Near the Porter T stop, almost completely hidden in the chilly shadow of a red avant-garde windmill sculpture, one restaurant reigns supreme. There is almost no topping the treasure that is Yume Wo Katare. The restaurant’s ambience alone is deeply satisfying — a blend of casual and group effort dining , placed within a colorful setting, marinating visitors in fumes of mouth-watering, heart-stopping ramen.

But first, customers must weather the line. This is no ordinary line; by the time the restaurant has opened, there is already about an hour-long wait, wrapping around the nearby Dunkin’ Donuts as if to mock the donut shop’s empty, fluorescent-light drenched booths. People stand, shivering in masses, receiving befuddled glances and the occasional, “What’s this all about, eh?” inquiry from passing pedestrians. They scoff when they discover that everybody is “just waiting for ramen.” They do not understand.

Yume Wo Katare’s wild popularity stems from two sources. For one, the restaurant utterly embraces its hole-in-the-wall personality, opting to be boisterous and campy, abandoning all pretense of elegance. The actual space is so small that only about twenty people can eat at once (hence the line). It is set up like an authentic Japanese eatery with long, bench-like tables positioned in rows so that patrons eat as if they are part of some ramen-eating platoon of ravenous foodies. Of course, this is entirely appropriate, seeing as Yume Wo Katare only has two items on its menu: ramen with two pieces of pork and ramen with five pieces of pork. This may seem audacious — possibly even limiting. But it serves a purpose.

After pre-paying at the front register, customers can pour themselves a cup of water from a shelf, grab some chopsticks, a soup spoon and one wet wipe from a container. (Only one though. The staff is very adamant about this.) They then take their places beside other patrons who are sweating their way through, perhaps, the first third of their ramen. The chef will cheerfully ask customers whether they want garlic with their meals (they do), and the entire time patrons have been paying and gathering their utensils, both the chef and the staff have been taking other customers’ finished bowls from them, announcing in tandem one of three vociferous judgments: “perfect job,” “good job” and for the more disappointing cases, “almost.”

This is partially why the restaurant is so famous. In order to get a “good job” comment, one must consume the noodles, the pork and the vegetable roughage present in the broth. Sounds easy enough, right? Wrong. Yume Wo Katare’s ramen is an artery-demolishing blend of super-fatty pork and even fattier broth. The broth alone is a meal; combined with the other ingredients, its decadence is almost shameless and borders on surreal.
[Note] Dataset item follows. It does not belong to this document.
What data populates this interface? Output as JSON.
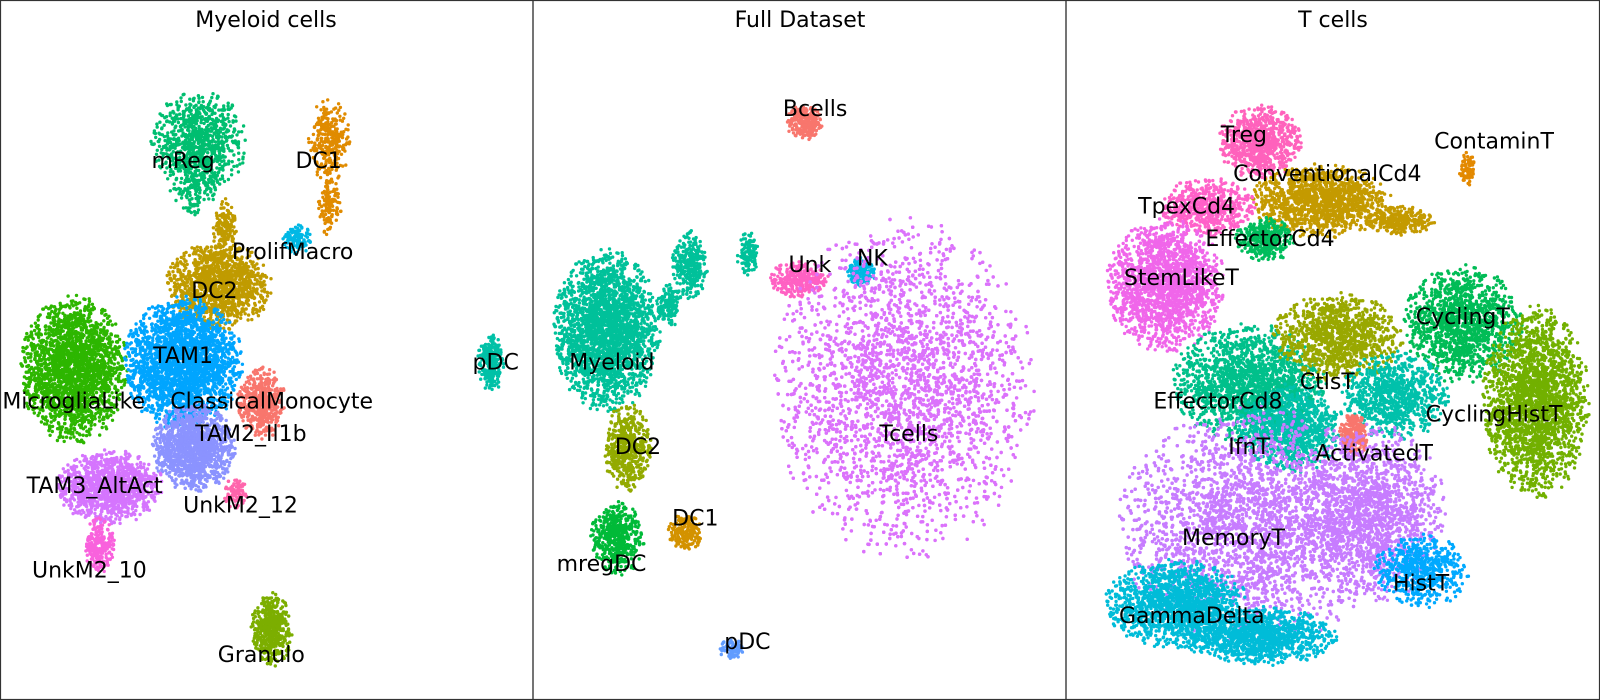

Getting a “perfect job” entails that one has finished everything, broth and all. The staff will ask for the name on anyone who finishes their bowl so that they can announce that, “______ got a perfect!” to the entire restaurant. This receives varied levels of enthusiasm from fellow customers depending on how focused they are on trying to finish their own meal. Getting an “almost” (announced in a weary groan) is disappointing, but understandable under the circumstances.

So, beneath the cheery teal glow of the surrounding walls, customers will slowly begin to work through their meals ?— meals which proclaim that simple does not mean lacking in flavor, and that ramen does not have to be relegated to dorm room cooking.

The ramen is, despite its ludicrous composition, extremely delicious. And with everybody buckling under the mutual strain of trying to shovel down one more spoonful of noodles, there’s a sense of camaraderie — that customers have not only earned the right to partake in but which they give themselves up to entirely. Never before have a group of people been so focused on finishing a meal. With one wet wipe in tow, patrons do their best to conquer the ramen monstrosity before them — though they will inevitably do their worst. Because anybody credulous enough to wait an hour in line, simply to have somebody praise them for eating too much ramen, is already lost in some capacity. But this spectacular defeat is well worth the wait.